| SAN FRANCISCO/PARIS
SAN FRANCISCO/PARIS STMicroelectronics (STM.PA) posted a quarterly net loss and said it could need as much as $500 million to get out of its struggling mobile chip joint venture with Ericsson (ERICb.ST).
The European chipmaker said in its earnings report on Wednesday it is finalizing what to do with ST-Ericsson after announcing in December it would exit the money-losing business.
"STMicro) could have funding requirements, including the ongoing operations of ST-Ericsson during the transition period and restructuring costs, in the range of approximately $300 million to $500 million during 2013, taking into account the impact of the strategic options," the company said.

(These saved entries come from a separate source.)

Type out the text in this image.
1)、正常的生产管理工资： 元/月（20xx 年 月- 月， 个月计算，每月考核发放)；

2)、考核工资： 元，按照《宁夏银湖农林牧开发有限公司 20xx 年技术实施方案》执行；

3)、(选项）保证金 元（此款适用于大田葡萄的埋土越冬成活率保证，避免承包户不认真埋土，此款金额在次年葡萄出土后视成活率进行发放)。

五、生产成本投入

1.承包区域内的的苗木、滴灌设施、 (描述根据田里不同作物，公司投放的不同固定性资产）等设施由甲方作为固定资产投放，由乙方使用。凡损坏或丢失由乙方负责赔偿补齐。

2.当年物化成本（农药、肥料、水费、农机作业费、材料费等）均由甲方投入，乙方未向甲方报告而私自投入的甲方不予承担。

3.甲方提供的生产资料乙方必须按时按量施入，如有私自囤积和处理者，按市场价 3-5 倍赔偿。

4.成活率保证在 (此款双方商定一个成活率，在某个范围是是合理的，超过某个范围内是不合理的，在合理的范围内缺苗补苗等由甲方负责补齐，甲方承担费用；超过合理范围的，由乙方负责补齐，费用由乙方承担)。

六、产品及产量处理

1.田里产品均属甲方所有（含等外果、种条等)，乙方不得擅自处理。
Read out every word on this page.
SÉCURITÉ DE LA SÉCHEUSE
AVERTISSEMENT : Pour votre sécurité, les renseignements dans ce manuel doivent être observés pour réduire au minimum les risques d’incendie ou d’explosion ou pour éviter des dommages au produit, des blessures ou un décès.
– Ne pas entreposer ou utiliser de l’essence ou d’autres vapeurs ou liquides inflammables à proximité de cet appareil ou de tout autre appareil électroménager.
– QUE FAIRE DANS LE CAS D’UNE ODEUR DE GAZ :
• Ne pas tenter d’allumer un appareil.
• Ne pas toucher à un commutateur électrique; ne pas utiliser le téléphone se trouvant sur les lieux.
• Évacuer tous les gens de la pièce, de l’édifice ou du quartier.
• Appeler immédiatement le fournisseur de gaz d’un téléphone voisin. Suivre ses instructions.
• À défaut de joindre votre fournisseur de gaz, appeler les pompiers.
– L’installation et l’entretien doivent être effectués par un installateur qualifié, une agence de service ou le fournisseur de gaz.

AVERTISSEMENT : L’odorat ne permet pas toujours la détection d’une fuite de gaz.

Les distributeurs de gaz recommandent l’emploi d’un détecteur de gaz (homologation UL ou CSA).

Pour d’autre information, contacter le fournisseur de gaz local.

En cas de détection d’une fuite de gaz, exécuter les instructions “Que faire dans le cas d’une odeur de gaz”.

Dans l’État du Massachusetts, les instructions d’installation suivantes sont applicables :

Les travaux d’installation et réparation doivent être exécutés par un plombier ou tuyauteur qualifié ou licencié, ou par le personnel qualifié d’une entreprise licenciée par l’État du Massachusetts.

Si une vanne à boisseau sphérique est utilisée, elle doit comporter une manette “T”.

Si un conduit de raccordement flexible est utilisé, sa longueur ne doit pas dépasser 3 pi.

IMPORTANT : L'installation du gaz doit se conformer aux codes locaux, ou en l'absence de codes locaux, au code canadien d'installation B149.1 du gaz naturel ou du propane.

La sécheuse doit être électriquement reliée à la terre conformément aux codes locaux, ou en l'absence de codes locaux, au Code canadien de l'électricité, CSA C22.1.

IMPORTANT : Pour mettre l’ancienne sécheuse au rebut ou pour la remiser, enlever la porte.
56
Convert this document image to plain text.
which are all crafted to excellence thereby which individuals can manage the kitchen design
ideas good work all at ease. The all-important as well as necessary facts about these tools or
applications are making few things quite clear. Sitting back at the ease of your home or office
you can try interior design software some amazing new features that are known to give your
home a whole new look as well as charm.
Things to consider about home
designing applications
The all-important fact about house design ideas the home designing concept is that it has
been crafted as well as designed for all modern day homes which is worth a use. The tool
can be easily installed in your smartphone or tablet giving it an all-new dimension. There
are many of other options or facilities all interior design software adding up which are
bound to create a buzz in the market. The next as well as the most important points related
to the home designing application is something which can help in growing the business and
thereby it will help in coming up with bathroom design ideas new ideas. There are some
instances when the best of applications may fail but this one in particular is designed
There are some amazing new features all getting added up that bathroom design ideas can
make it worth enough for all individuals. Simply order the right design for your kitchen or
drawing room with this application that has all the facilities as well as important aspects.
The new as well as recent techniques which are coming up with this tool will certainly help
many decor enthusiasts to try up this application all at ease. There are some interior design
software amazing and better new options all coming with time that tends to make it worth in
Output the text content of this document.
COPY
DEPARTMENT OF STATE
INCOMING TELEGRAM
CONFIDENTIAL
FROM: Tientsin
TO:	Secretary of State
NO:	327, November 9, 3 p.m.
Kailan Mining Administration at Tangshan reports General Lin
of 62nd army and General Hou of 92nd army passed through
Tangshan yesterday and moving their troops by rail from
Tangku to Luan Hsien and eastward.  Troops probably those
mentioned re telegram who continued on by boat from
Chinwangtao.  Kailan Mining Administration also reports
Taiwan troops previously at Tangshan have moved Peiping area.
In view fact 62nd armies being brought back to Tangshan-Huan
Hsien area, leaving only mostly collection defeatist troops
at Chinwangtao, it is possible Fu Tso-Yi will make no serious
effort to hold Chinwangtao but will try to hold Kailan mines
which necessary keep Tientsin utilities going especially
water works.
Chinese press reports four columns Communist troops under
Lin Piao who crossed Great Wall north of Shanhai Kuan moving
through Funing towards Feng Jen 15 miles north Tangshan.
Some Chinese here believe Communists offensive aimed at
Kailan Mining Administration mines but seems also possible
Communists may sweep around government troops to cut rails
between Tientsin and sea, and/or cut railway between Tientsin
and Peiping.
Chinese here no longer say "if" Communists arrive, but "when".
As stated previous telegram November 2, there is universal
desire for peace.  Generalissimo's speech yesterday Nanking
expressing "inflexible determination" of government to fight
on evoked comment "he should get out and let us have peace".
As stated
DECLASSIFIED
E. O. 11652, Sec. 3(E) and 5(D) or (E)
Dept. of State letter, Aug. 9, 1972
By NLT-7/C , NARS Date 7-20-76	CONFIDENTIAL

STMicro and Ericsson formed ST-Ericsson in 2008 but the mobile chipmaker has failed to make a profit. It has not won enough new customers to compensate for the major drop in business from Nokia NOK1V.HE, which has lost out to Apple (AAPL.O) and Samsung Electronics (005930.KS).
Analysts said ST-Ericsson, which has around 5,000 employees, could be shut down entirely, or parts could be sold to competitors such as Intel (INTC.O), Broadcom (BRCM.O) or Samsung.
STMicro, which also makes chips for cars, computers and televisions, had a fourth-quarter net loss of $428 million, compared with a net loss of $11 million the same quarter a year earlier.
It reported fourth-quarter revenue of $2.162 billion, down from $2.191 billion in the year-ago quarter.
STMicro said current-quarter revenue would fall 7 percent sequentially, plus or minus 3.5 percentage points.
Analysts on average expected fourth-quarter revenue of $2.148 billion, according to Thomson Reuters I/B/E/S.
ST-Ericsson had a fourth-quarter operating loss of $169 million, compared with an operating loss of $241 million in the year-ago period.